When Kathy Joseph was first getting into wine making almost 34 years ago, there weren’t as many women mentors there are today. In fact, with her success producing sauvignon blanc and pinot noir from both California’s Santa Barbara County and Oregon’s Willamette Valley, she has become one. What she did have, however, was her own version of the traditional entrepreneurial recipe: curiosity, perseverance and more than a little fearlessness.
Her first great mentor, a then-lone wolf named Zelma Long, gave her essential lessons in tasting wine, not to mention evoking what it might look like to be feminine in a world that included work boots, mud, fork lifts and tractors. Later male mentors guided her through vineyards and wineries in many corners of Napa and Sonoma, not to mention toward grad school in the viticulture program at UC Davis—until she decided she didn’t want to be in those familiar wine places at all.
“I had to find a niche,” Joseph says. “I wanted to find places that had promise and where I could be part of their recognition. I had made all those other wines, and I believed I could make them well in a new place.”
Or, as it turned out, two new places. Joseph was part of the wine revolutions that turned both Santa Barbara and Willamette into destinations for pinot noir. Both are different terroirs, so the pinots they serve up are different from one another. What they do that’s important is reflect upon their regions, upon their now-famous terroirs, in a dazzling way.

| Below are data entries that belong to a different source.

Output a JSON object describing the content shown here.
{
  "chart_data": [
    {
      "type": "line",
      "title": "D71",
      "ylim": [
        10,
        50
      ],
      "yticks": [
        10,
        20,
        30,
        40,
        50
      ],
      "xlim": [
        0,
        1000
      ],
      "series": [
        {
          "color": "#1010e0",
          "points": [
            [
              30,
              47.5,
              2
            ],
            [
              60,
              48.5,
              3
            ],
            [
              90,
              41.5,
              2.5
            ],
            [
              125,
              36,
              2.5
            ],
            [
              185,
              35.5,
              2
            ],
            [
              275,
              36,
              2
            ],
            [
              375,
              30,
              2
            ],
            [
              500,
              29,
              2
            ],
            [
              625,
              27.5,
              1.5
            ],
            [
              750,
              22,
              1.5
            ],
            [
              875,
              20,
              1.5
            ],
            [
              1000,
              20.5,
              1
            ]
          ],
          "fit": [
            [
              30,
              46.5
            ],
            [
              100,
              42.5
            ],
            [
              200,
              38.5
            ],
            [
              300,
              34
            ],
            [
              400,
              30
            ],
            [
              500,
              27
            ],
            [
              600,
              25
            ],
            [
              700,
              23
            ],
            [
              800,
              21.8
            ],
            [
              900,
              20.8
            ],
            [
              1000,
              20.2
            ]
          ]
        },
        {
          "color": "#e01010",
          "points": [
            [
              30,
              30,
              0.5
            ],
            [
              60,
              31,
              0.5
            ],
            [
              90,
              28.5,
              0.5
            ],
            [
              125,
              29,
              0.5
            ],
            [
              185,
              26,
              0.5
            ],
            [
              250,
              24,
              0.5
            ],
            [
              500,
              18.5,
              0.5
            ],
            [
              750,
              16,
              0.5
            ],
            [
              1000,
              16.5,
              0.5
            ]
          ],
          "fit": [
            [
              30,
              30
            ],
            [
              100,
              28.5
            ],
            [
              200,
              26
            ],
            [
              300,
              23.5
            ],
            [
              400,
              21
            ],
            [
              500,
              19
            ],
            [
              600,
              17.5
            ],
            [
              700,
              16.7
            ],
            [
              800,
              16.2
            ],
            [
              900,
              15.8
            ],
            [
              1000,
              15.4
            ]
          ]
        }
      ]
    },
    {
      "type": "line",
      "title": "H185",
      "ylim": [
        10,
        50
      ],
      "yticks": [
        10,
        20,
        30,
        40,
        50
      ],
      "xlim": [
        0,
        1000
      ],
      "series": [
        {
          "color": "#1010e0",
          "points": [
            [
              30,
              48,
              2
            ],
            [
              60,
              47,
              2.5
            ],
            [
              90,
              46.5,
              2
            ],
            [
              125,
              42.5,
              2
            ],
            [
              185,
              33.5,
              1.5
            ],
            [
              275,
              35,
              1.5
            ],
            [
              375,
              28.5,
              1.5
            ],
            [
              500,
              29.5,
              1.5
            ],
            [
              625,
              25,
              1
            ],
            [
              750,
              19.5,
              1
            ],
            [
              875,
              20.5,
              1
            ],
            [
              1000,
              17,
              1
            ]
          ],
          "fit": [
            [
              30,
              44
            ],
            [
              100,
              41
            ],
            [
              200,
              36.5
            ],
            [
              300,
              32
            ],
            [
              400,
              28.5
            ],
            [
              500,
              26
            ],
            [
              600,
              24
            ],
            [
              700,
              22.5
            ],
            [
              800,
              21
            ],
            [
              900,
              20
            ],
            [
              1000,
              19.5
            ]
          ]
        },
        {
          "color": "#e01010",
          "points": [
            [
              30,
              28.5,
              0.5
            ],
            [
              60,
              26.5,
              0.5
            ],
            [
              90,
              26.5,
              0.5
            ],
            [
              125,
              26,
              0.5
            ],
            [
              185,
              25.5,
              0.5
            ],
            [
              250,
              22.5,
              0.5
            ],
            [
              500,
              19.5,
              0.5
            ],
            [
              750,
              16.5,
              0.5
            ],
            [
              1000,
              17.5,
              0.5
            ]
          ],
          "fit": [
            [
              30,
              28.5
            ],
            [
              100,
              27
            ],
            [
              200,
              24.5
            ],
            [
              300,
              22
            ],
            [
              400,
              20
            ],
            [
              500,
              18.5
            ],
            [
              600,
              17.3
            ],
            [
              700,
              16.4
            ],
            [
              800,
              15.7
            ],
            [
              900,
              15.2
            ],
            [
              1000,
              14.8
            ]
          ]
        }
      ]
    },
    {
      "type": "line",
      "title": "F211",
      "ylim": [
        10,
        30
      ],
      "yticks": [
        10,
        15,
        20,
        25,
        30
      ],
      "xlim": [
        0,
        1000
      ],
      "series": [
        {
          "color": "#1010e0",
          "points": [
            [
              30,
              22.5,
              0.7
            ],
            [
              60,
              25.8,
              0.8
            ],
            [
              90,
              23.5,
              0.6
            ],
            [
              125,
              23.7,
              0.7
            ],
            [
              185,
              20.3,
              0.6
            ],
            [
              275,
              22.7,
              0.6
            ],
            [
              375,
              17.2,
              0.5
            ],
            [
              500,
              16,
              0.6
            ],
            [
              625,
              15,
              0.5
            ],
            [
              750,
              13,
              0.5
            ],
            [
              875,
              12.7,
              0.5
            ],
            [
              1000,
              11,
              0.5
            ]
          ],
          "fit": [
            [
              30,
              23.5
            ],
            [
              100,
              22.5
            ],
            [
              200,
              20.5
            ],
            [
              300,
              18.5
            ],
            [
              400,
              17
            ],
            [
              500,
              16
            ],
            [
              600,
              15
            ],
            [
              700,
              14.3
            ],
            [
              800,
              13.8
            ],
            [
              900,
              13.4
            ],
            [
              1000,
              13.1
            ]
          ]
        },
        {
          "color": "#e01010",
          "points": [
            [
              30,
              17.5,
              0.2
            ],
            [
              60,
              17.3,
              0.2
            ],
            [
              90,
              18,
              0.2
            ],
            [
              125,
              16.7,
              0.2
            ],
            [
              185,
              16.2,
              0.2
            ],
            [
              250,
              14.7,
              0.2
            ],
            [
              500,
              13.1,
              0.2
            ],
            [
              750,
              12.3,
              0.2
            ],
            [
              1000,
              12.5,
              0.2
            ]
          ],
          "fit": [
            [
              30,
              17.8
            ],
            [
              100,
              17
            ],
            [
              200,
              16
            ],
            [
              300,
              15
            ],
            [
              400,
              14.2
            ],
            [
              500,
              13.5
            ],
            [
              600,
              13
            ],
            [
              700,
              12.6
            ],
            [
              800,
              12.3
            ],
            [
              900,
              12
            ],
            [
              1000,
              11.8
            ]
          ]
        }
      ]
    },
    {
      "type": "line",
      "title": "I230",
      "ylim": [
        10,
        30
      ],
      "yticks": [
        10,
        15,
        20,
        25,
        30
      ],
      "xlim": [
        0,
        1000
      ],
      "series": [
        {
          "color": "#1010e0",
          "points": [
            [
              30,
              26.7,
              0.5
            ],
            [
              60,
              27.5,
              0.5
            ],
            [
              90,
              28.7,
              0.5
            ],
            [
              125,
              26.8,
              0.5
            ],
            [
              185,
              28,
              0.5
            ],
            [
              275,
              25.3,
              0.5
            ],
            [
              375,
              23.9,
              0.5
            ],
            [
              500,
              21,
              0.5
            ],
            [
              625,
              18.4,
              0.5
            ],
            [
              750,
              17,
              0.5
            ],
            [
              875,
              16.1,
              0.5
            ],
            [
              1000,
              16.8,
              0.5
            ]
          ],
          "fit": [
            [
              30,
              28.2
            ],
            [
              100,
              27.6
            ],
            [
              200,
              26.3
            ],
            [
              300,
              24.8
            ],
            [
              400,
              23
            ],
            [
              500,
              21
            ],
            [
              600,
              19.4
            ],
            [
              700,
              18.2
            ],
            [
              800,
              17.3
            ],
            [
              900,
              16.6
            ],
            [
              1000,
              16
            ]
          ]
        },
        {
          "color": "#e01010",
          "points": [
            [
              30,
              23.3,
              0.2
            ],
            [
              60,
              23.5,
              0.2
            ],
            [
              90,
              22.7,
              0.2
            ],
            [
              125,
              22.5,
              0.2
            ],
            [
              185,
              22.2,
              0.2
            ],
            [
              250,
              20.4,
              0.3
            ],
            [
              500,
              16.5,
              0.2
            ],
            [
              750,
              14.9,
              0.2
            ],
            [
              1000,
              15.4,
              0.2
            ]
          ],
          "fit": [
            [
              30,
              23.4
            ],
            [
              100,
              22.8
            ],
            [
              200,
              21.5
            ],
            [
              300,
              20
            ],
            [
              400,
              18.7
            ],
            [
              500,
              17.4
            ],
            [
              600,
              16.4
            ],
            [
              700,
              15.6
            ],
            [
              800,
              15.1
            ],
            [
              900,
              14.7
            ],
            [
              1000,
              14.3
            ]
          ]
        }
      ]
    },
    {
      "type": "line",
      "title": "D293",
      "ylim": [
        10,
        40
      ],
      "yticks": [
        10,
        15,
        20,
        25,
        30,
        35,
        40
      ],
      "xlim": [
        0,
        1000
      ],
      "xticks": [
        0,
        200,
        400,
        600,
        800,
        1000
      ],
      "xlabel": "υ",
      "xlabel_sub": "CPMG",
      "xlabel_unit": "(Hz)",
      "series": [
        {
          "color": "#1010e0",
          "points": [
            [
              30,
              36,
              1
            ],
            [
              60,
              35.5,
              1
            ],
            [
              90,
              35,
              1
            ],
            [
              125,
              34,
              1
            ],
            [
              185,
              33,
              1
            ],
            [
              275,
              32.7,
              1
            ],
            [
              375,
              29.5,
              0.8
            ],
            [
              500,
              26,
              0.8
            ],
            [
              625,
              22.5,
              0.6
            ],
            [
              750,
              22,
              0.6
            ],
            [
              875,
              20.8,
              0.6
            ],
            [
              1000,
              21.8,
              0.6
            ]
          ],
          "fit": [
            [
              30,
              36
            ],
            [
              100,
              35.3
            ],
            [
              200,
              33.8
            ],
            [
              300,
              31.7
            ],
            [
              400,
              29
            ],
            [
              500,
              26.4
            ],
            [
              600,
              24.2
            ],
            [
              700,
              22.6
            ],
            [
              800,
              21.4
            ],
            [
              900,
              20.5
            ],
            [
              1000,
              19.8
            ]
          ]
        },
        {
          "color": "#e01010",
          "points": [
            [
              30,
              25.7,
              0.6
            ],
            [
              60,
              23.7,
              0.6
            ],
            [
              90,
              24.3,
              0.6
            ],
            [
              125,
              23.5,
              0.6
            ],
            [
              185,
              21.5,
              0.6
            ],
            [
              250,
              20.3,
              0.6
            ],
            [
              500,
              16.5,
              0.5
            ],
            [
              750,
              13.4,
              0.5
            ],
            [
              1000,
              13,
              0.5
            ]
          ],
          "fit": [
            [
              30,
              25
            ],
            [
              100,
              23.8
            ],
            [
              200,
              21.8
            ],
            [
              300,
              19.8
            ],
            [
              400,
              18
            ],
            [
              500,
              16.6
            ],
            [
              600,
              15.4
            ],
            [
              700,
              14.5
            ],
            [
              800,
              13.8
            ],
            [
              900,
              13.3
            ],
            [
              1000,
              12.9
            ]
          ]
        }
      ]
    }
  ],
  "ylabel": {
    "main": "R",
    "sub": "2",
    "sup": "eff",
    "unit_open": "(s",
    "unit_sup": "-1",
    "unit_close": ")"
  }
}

At Fiddlehead Cellars, Joseph produces Santa Barbara pinot noirs most notably from Fiddlestix Vineyard in the Santa Rita Hills; and true to their cool climate, the result features notes of cherry cola, star anise and white pepper. Her wines from Oregon, she says, are more feminine, with earthiness and tobacco notes from the valley’s volcanic soils. At one time Joseph traveled to Oregon each year to make them with leased equipment, but then learned her personal results were better if she transported the grapes 900 miles south to Santa Barbara. The one trade-off was that, because of labeling laws, she could then call these wines only “Oregon pinot noir,” even though all the grapes come from a single vineyard in a single district.
Along the way, Joseph has also found time to produce sauvignon blanc, the wonderful white grape of Bordeaux, as though to balance her preeminence with pinot noir, the wonderful red grape of Burgundy. Different iterations of her sauvignon blanc run the gamut from Old World in the style of the Loire Valley to New World with a nod to New Zealand. And she even makes an easygoing (but vineyard-designated) rose called Pink Fiddle that rivals those so popular in Provence.
For all the masculine work boots, mud, fork lifts and tractors filling her life, Joseph launches her rose each year with an everything-pink party the Saturday before Valentine’s Day. “What you don’t know,” she laughs, “is that I’m famous for my parties.”